Ningún caminante podía pasar tranquilamente por delante de la casa amarilla que estaba sobre la avenida. El perro que vivía en su cochera estaba siempre atento a ladrar cuando alguien caminaba por la acera. Más de una persona había estado a punto de sufrir un infarto a causa de la sorpresa y, los vecinos, acostumbrados a la amenazadora presencia del animal, preferían un desplazamiento rápido y sin mirar, o incluso cruzar antes la calle para evitar el desagradable amago.

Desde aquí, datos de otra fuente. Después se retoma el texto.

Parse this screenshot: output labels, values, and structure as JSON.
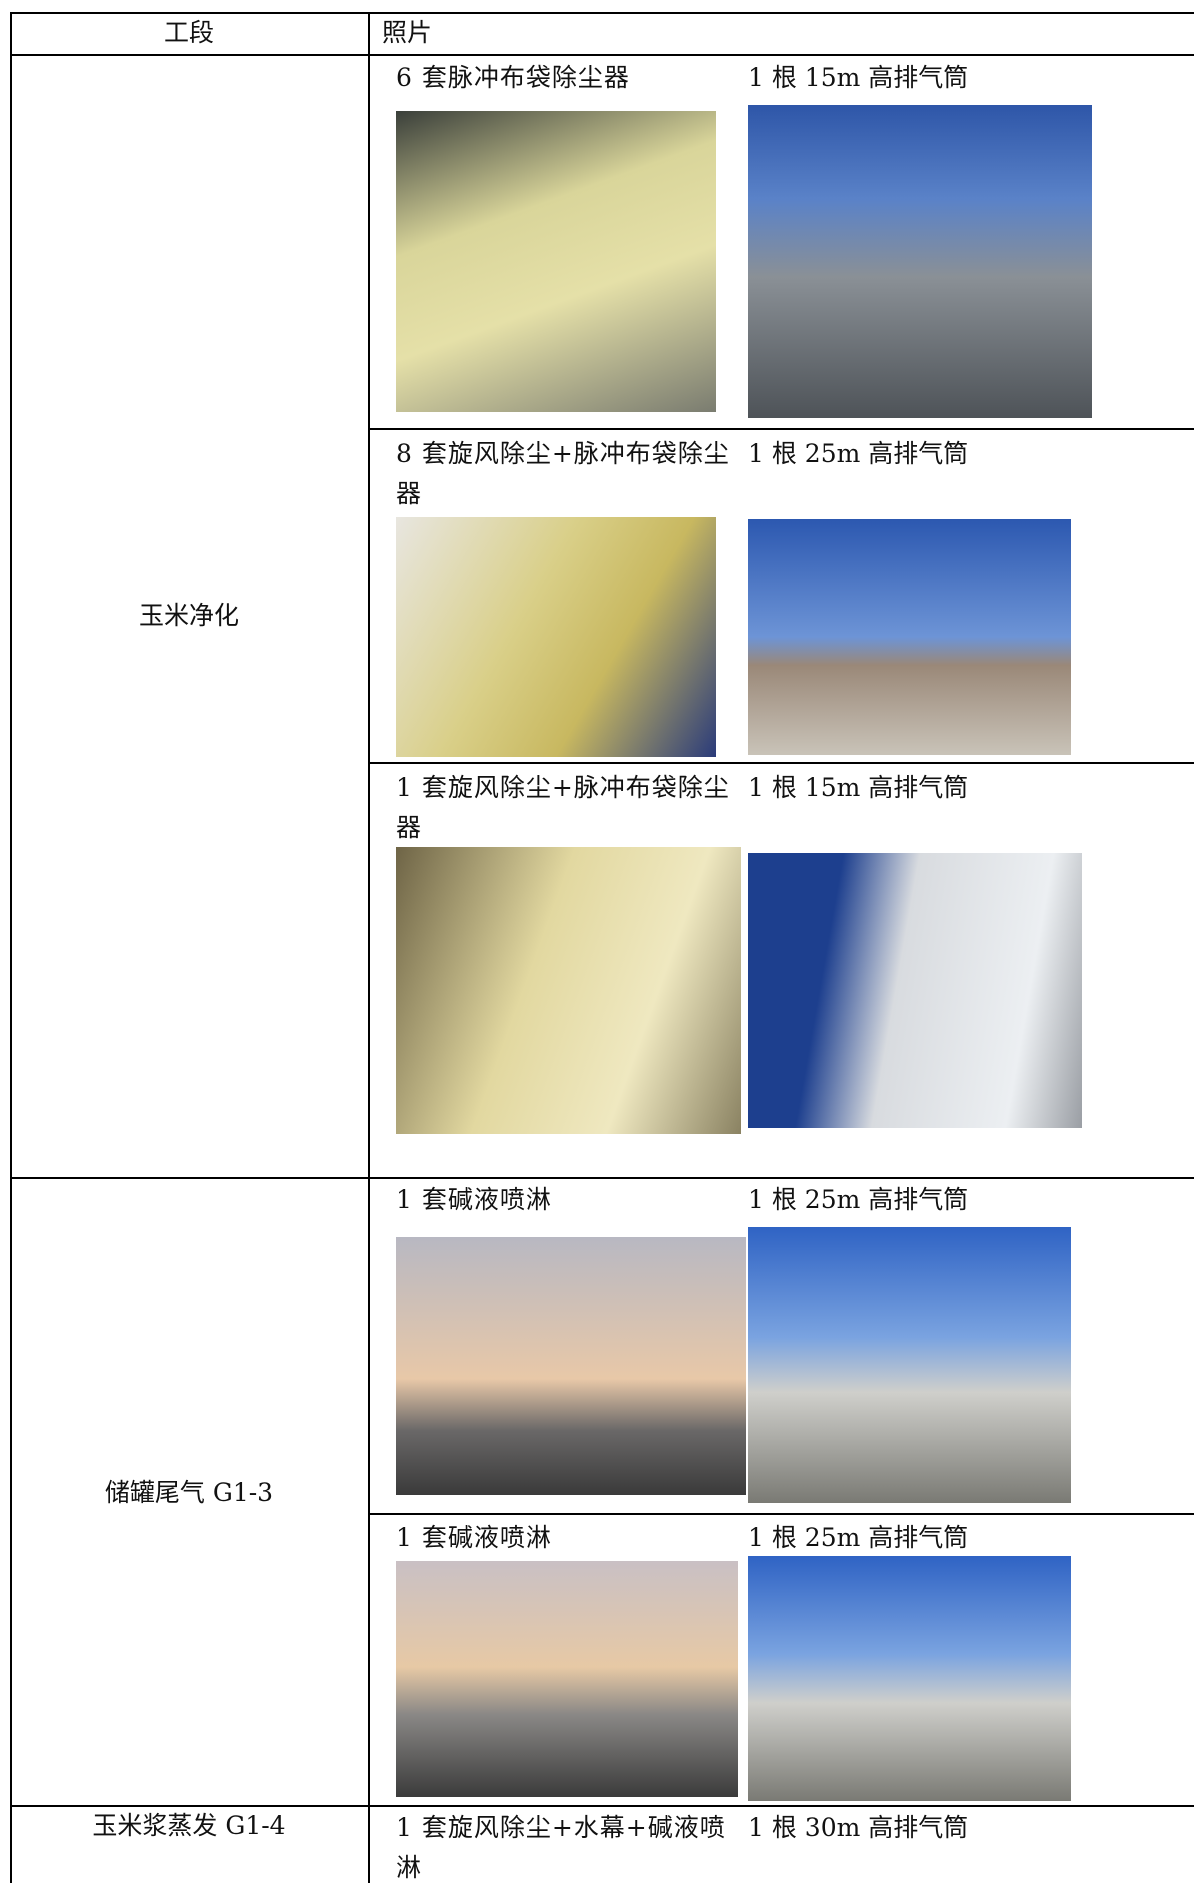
{
  "table": {
    "header": [
      "工段",
      "照片"
    ],
    "rows": [
      {
        "section": "玉米净化",
        "items": [
          {
            "left": "6 套脉冲布袋除尘器",
            "right": "1 根 15m 高排气筒"
          },
          {
            "left": "8 套旋风除尘+脉冲布袋除尘器",
            "right": "1 根 25m 高排气筒"
          },
          {
            "left": "1 套旋风除尘+脉冲布袋除尘器",
            "right": "1 根 15m 高排气筒"
          }
        ]
      },
      {
        "section": "储罐尾气 G1-3",
        "items": [
          {
            "left": "1 套碱液喷淋",
            "right": "1 根 25m 高排气筒"
          },
          {
            "left": "1 套碱液喷淋",
            "right": "1 根 25m 高排气筒"
          }
        ]
      },
      {
        "section": "玉米浆蒸发 G1-4",
        "items": [
          {
            "left": "1 套旋风除尘+水幕+碱液喷淋",
            "right": "1 根 30m 高排气筒"
          }
        ]
      }
    ]
  }
}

Uno de los maldosos juegos consistía en correr frente a la fachada una y otra vez. Provocaban al furioso vigilante, y de paso molestaban también a sus propietarios que no hacían nada por tranquilizar al cancerbero.

 

“¡Ese perro está prisionero!”

Con ese grito, Agustín fue el primero que alertó a los demás niños que vivían en la misma calle. El sorprendente descubrimiento motivó que, en adelante, la cuidadosa observación de la perrera y su habitante fueran foco de atención para la chiquillada.

Era sorprendente: después de varios años nadie se había percatado de que el cuadrúpedo estaba firmemente sujeto a la pequeña caseta de concreto que hacía las veces de techo protector. Aunque, claro, eso se explicaba por el temor que inspiraba un potencial ataque o el tremendo alboroto.

Un día decidieron caminar por la banqueta a paso lento, conteniendo el impulso de correr, que ya detonaba como cualquier reflejo condicionado.

Vaya, vaya. El escándalo era monumental, pero el pobre animal ni siquiera podía acercarse al portón. Bien visto, la cadena unida al collar apenas permitía que se separara un metro de la perrera. De ahí surgió un pensamiento: “ésa podría ser la causa de su mal humor”.